Yes, Temple Bar is crowded and touristy, but there are dozens of beautiful pubs with great beer and live music playing all day long. So you don’t have to go very far to find something you’ll enjoy. Sometimes musicians play alone, sometimes as a group with several different instruments. A good rule of thumb for drinking around Temple Bar is to go wherever the music sounds best to you. If you want to drink at the Temple Bar, I recommend sneaking in between sets to increase your chances of grabbing a seat.
Visit Dublin Castle
Nestled in the center of Dublin, Dublin Castle is strikingly beautiful and also notably small. If you’re expecting sprawling grounds on a hill overlooking the city, you’ll be disappointed when you find something that probably better qualifies as a large mansion. If you’re visiting, the guided tour may be worth your while because if you only pay for admission, you can only see the state apartments. On the other hand, the guided tour will also take you to the Medieval Section and Chapel Royal. The castle exhibitions feature decorative art and paintings, so you know, chandeliers and 17th century portraits galore.
Outside the castle walls, you’ll find the beautifully maintained Dubh Linn Garden, which has plenty of beautiful corners to relax among the flowers and sculptures. The wide green center of the garden doubles as a helicopter landing pad. Also adjacent to the garden is the Chester Beatty Library, which has been called Dublin’s best museum. Its permanent Arts of the Book exhibit is far more enjoyable than the Book of Kells exhibition and it’s free to enter. The rooftop garden also gives you a nice view of Dublin Castle and Dubh Linn Garden below.
Notable places to eat and drink around town
Dublin may not have world class sights or museums. But perhaps the best way to spend your time there is to eat and drink well. And there are more than enough opportunities to do that, but I’ll leave you with a couple of suggestions that are particularly memorable.
The Church, as the name suggests, is inside a former church. I love any opportunity to do something in a church that isn’t pray so the opportunity to have a decent meal and an Irish coffee underneath a large pipe organ make this a worthy stop.
The Bank Pub is also a converted space. It’s one of the most beautiful interiors you’ll see in Dublin because it used to be, you guessed it, the Royal Bank of Ireland. Don’t let its marble pillars and ornate ceiling fool you though. Its extensive drink menu will fuck you right up. They have a handy map of the different whiskey brands of Ireland that makes you want to try them all.
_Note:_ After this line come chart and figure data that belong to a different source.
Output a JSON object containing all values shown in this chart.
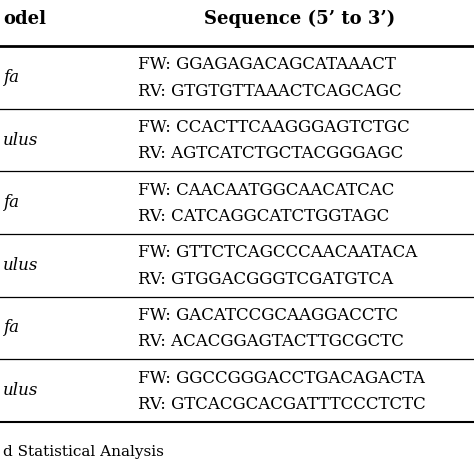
{
  "header_col1": "odel",
  "header_col2": "Sequence (5’ to 3’)",
  "rows": [
    {
      "model": "fa",
      "sequences": [
        "FW: GGAGAGACAGCATAAACT",
        "RV: GTGTGTTAAACTCAGCAGC"
      ]
    },
    {
      "model": "ulus",
      "sequences": [
        "FW: CCACTTCAAGGGAGTCTGC",
        "RV: AGTCATCTGCTACGGGAGC"
      ]
    },
    {
      "model": "fa",
      "sequences": [
        "FW: CAACAATGGCAACATCAC",
        "RV: CATCAGGCATCTGGTAGC"
      ]
    },
    {
      "model": "ulus",
      "sequences": [
        "FW: GTTCTCAGCCCAACAATACA",
        "RV: GTGGACGGGTCGATGTCA"
      ]
    },
    {
      "model": "fa",
      "sequences": [
        "FW: GACATCCGCAAGGACCTC",
        "RV: ACACGGAGTACTTGCGCTC"
      ]
    },
    {
      "model": "ulus",
      "sequences": [
        "FW: GGCCGGGACCTGACAGACTA",
        "RV: GTCACGCACGATTTCCCTCTC"
      ]
    }
  ],
  "footer_text": "d Statistical Analysis",
  "background_color": "#ffffff",
  "text_color": "#000000",
  "header_fontsize": 13,
  "body_fontsize": 12,
  "footer_fontsize": 11
}
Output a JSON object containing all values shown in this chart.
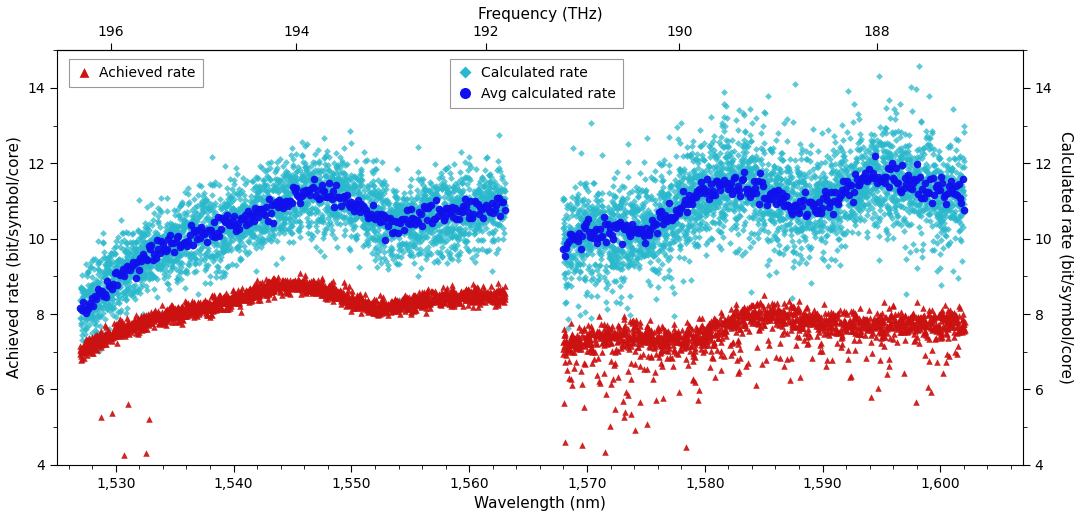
{
  "title_top": "Frequency (THz)",
  "xlabel": "Wavelength (nm)",
  "ylabel_left": "Achieved rate (bit/symbol/core)",
  "ylabel_right": "Calculated rate (bit/symbol/core)",
  "xlim": [
    1525,
    1607
  ],
  "ylim": [
    4,
    15
  ],
  "yticks": [
    4,
    6,
    8,
    10,
    12,
    14
  ],
  "xticks_bottom": [
    1530,
    1540,
    1550,
    1560,
    1570,
    1580,
    1590,
    1600
  ],
  "xtick_labels_bottom": [
    "1,530",
    "1,540",
    "1,550",
    "1,560",
    "1,570",
    "1,580",
    "1,590",
    "1,600"
  ],
  "freq_ticks": [
    196,
    194,
    192,
    190,
    188
  ],
  "bg_color": "#ffffff",
  "calc_color": "#29b8cc",
  "avg_color": "#1010ee",
  "achieved_color": "#cc1111",
  "fontsize": 11
}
And who can pass up something called a Galway Hooker Honey Beer?
The Old Storehouse has some of the best food and live music in Temple Bar. I can’t vouch for the service in the crowded bar, but I can guarantee you the pub food is excellent. If you’re not dining, regular bar seating around the stage is available on a first come first serve basis, but it does get crowded, so come early in the evening.
For a slightly different kind of food stop, the Rolling Donut has excellent sweet treats just off O’Connell Street. So if you happen to be sightseeing in the area, pop in for a Bailey’s cream donut before you head toward the Spire in the center of the avenue.
Remember how I said you could skip the Irish dinner show and see traditional Irish dancing out in the right pub? My best recommendation for that is The Celt. The local pub has a better mix of tourists and locals than anything in Temple Bar, and when the music starts in the evenings, you’ll find plenty of people singing and dancing their little Irish hearts out. You might even learn a step or two.